Legend (2015)
Certified: 18
Duration: 131 minutes
Directed by: Brian Helgeland
Starring: Tom Hardy, Emily Browning, Christopher Eccleston, Taron Egerton, Paul Bettany, Colin Morgan, David Thewlis, Chazz Palminteri, Aneurin Barnard, Paul Anderson, Kevin McNally
KRS Releasing Ltd

Legend sees the return of the gangster movie and shows how fast Tom Hardy has become one of the best actors at the moment.

The film is a recreation – I’m not sure how faithful – of the life of the Kray twins, whose exploits have already been brought on screen in The Krays (1990). Here, with the use of some seamless Hollywood technological wizardry, Hardy plays both Ronnie and Reggie, making for interesting viewing.

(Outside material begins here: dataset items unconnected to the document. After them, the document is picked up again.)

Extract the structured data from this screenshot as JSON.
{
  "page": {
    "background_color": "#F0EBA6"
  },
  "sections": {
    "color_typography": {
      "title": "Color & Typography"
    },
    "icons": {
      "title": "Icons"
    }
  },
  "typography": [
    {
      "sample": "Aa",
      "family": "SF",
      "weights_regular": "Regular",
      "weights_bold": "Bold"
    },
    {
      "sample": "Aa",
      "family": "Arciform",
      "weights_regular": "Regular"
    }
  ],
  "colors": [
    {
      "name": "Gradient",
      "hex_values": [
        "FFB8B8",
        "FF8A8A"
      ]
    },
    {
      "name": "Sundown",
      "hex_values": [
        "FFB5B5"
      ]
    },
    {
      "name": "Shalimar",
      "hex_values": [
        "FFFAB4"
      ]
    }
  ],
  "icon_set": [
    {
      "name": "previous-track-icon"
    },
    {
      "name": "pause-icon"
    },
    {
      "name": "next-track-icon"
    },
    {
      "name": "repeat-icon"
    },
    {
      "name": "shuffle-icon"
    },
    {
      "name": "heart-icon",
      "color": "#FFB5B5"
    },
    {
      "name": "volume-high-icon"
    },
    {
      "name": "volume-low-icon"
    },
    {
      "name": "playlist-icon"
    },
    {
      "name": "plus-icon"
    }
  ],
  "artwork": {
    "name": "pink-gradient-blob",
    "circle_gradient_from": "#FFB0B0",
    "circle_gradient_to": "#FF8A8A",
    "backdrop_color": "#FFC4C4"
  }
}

Academy Award-winner Brian Helgeland’s film does not steer away from the classic biopic structure but succeeds in giving the film a sense of glitzy, fashionable class as he recreates that 1950s and 1960s British cool that puts us straight into the period with the minimum of effort.

The story is seen through the eyes of Frances Shea (Emily Browning) who married Reggie. She is the one who provides us with the narration and the one to give the film its tone.

The film takes on two facets: one based on Frances’s life and how she was treated by Reggie and the other a depiction of how the twins build their fame and power. Thus, we are inserted in a very convincing fashion into their ascent in a glittery Soho – one that was paved in blood. The film also provides a different perspective by bringing in Christopher Ecclestone to play Leonard ‘Nipper’ Read, the police detective who is tasked to bring the twins down.

Hardy’s portrayal of the twins is superb as he brings a certain style and characterisation. On the one side, he plays Ronnie who is gay and unstable and Reggie, the smooth criminal, violent and motivational leader who is a sort of a Jesse James hero. It is thanks to Hardy’s bravura and the technical staff that the shift from one character to another is seamless.

The film is made to look like a fashion magazine, with the nightclubs looking really cool and the singers extremely sexy.

Helgeland has brought back 1950s chic in a new way and created a vision and reality for the film that may or may not have been true but, for work for the duration of the film.